= Nellise Child =

American dramatist

Nellise Child (died June 11, 1981) was an American novelist and playwright.

== Biography ==
Born Lillian Gerard, she changed her name to Nellise Child in an homage to her mother (i.e. "Nelly's child"). Child published eight novels, including Murder Comes Home (1933), The Diamond Ransom Murders (1935), Wolf on the Fold (1941), and If I Come Home (1944).

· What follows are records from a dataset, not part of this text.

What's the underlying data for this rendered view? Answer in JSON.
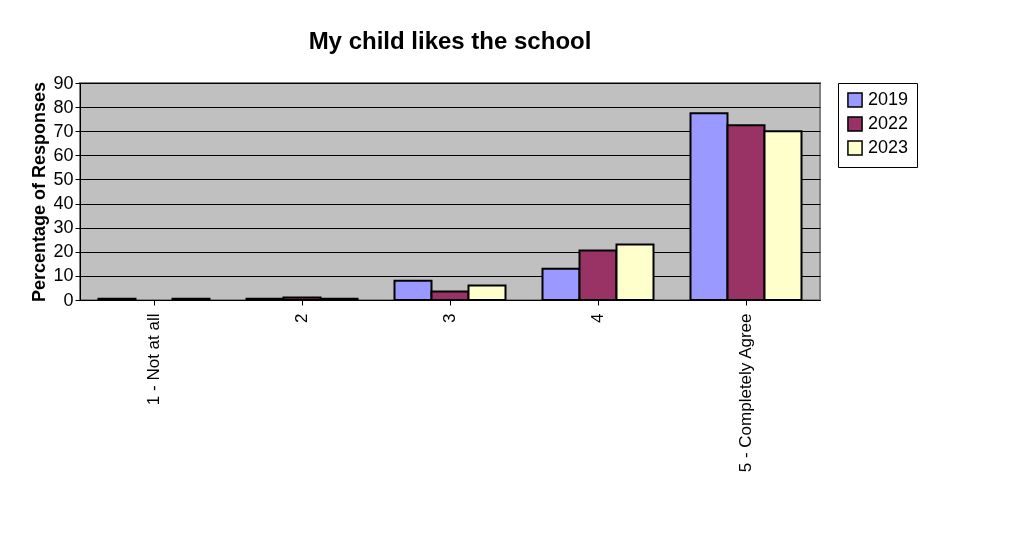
{
  "chart_data": {
    "type": "bar",
    "title": "My child likes the school",
    "ylabel": "Percentage of Responses",
    "categories": [
      "1 - Not at all",
      "2",
      "3",
      "4",
      "5 - Completely Agree"
    ],
    "series": [
      {
        "name": "2019",
        "color": "#9999ff",
        "values": [
          0.5,
          0.5,
          8,
          13,
          77.5
        ]
      },
      {
        "name": "2022",
        "color": "#993366",
        "values": [
          null,
          1,
          3.5,
          20.5,
          72.5
        ]
      },
      {
        "name": "2023",
        "color": "#ffffcc",
        "values": [
          0.5,
          0.5,
          6,
          23,
          70
        ]
      }
    ],
    "ylim": [
      0,
      90
    ],
    "yticks": [
      0,
      10,
      20,
      30,
      40,
      50,
      60,
      70,
      80,
      90
    ],
    "grid": "y",
    "legend": "right"
  }
}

She also wrote plays, including Sister Oakes and After the Gleaners. Her play Weep for the Virgins was produced by the Group Theatre in 1935, directed by Cheryl Crawford. It was about three working-class sisters dreaming of a better life, and its setting was based on her own experiences working in a California fish cannery. The New York Times called the production "humid and amorphous," and it ran for only nine performances.

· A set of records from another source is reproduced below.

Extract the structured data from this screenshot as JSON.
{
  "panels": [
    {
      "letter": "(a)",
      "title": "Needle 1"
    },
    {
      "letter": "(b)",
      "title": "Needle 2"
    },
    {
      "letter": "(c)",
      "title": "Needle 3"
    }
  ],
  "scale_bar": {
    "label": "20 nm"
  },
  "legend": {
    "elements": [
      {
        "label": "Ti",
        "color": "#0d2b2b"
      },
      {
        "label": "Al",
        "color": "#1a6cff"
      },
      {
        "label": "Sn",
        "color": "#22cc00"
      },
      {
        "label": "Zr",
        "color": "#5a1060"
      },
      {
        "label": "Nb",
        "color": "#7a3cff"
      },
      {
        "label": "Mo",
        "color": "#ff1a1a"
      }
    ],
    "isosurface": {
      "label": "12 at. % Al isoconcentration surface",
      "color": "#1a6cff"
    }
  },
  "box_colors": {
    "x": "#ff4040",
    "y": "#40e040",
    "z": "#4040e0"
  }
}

Come to the Dance, a comedy originally titled Happy Ending, was produced in Miami in 1959 at the Coconut Grove Playhouse. It starred Dennis King and Isobel Elsom and featured Irene Castle in a supporting role. Happy Ending was then produced under its original title in 1960 at the Bucks County Playhouse. That production starred Ruth Chatterton and Conrad Nagel.

She was married to Abner G. Rosenfeld, with whom she had one son, Frank Redfield. Nellise Child died on June 11, 1981, in Chicago, Illinois, at the age of 79.